A substituta
Vida de substituta na educação
Uma professora de biologia, concursada do município de São Paulo, trabalhando em uma EMEF na situação de módulo, se preferir, como professora substituta, posição conquistada através de concurso público e escolha de vaga não existente, porém, anunciada; ao receber a notícia que não assumiria aulas por falta de vagas na escola que escolheu, ficou chocada, decepcionada e principalmente perdida. Pensou: “e agora o que faço?” “Devo procurar outra escola?” Foi quando lhe avisaram que ficaria no módulo. Resolveu então procurar saber qual seria a função do professor módulo. Ao se informar na própria escola, acabou muito mais preocupada, pois ficou sabendo que seria professora substituta. Desesperou-se: “Meu Deus! Que horror! Após tantos anos de faculdade, quase vinte anos de experiência no magistério, virei professora substituta”. Não que a coitada tivesse algo contra os profissionais de apoio, ou seja, os profissionais que cobrem férias, folgas, faltas, licenças, etc. Aliás, toda empresa organizada conta com seu grupo de apoio. Mas, naquele momento a notícia chocou. Começou logo a se imaginar entrando a cada dia em uma sala diferente ministrando aulas de português, geografia, inglês, matemática... E os alunos mandando embora, pois se tem uma coisa que aluno detesta, é professor substituto, não sem razão, claro, afinal se o substituto não estivesse ali, seria mais uma aula livre. Bom, no meio de tamanho desespero, o único final de dia que conseguia enxergar para seus próximos dias como professora substituta era o
mesmo de uma pessoa que no lugar de livros, teria que carregar fardos de areia para construir o conhecimento.
Não tinha escolha, o ano letivo corria e tinha que assumir os encargos do cargo. Nos primeiros dias começou até a fugir, sentia-se insegura, com medo de enfrentar os alunos, torcia para que seus colegas não faltassem. Que martírio! Olhando para seus pares, a situação não era diferente. A professora de língua portuguesa, de repente virava professora de educação física, professor de geografia, virava professor de matemática, professor de inglês, virava professor de ciências, e assim seguia com as demais disciplinas. O caos estava instalado na educação.
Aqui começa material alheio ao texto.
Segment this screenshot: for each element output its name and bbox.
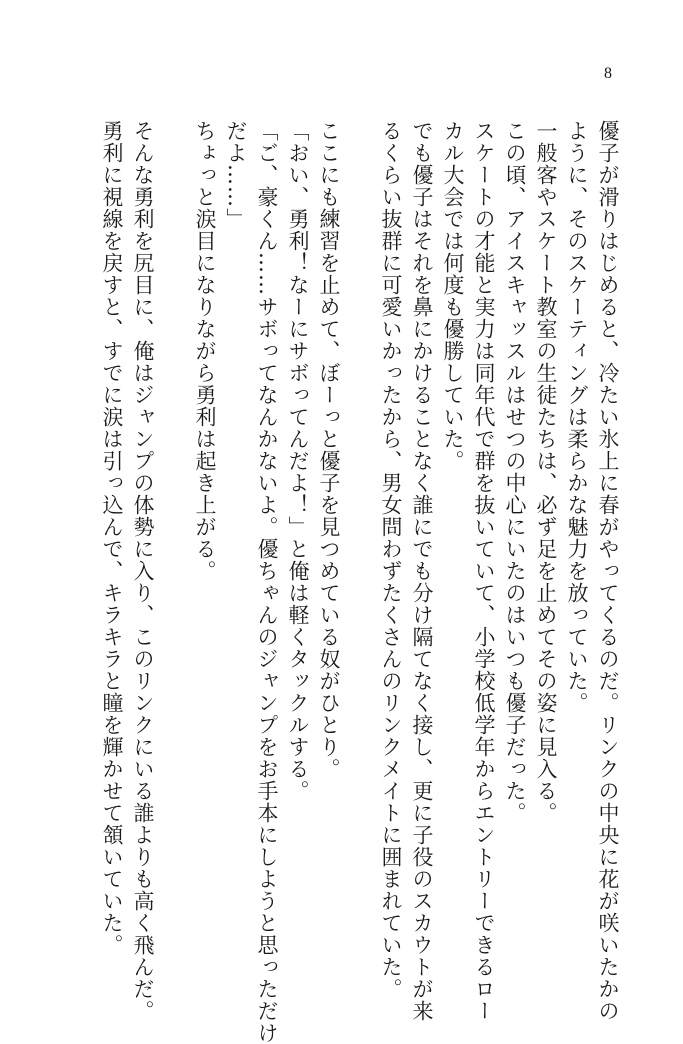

Mas os problemas não esbarravam somente no jogo de cintura com as licenciaturas, tinha ainda aqueles momentos de total desqualificação e desrespeito por parte de outros colegas formados e concursados igualmente a ela. Situações como: “você viu algum professor por aqui?” (nesse caso, “algum professor”, seria um professor com aula atribuída). Outro: “Haverá concurso para ocupar vaga de subemprego, tratem de cuidar de sua vaga pode perder para outro mais esperto.” (aqui se referindo a vagas para professor do tão falado módulo).
Bom, no meio de tantos entraves para exercer o seu cargo, a professora decidiu tomar a iniciativa de desenvolver um projeto que fosse ao encontro e ao interesse dos alunos e a solução do seu problema. Apresentou o projeto para a coordenação, claro, baseado na sua formação. A partir da sua aprovação, mudou a forma de se apresentar na sala de aula para os alunos, quando perguntavam se era a professora substituta, respondia firmemente: “não, sou professora de biologia e darei aulas de educação sexual”. Com o passar dos dias deixou de ser a “professora substituta” e passou a “professora de sexo”. A situação só não ficou pior porque antes de implantar o projeto de educação sexual, foi conversado com os pais sobre as aulas para que os mesmos aprovassem a idéia. Hoje a professora substituta é conhecida na escola pelos alunos como “professora de sexologia”. A esta altura, a nomenclatura já não tem tanta importância para ela, o que importa é alcançar seu objetivo, despertar o interesse dos alunos quando eles não a veem como sua professora.
Depois de vê seu problema parcialmente resolvido, descobriu através de uma reportagem publicada em uma revista de educação que fazia parte de um grupo de profissionais reservas, prontos para substituírem seus colegas que sofrem da síndrome: “Não suporto mais alunos”, mal desenvolvido por culpa de políticas mal elaboradas e verbas mal aplicadas. Ao confirmar o seu sucesso com os alunos a professora pode comprovar que não tem só uma profissão, tem uma missão. A missão de manter a escola pública funcionando, seja com substituto, com reservas ou subempregados. Hoje ela está muito feliz porque conseguiu comprovar para se mesma que a grande diferença entre os professores reservas e aqueles que criam projetos políticos de educação sentados em um banco de gabinete, é que os reservas do banco das escolas são bem formados, o que lhes falta são bons técnicos.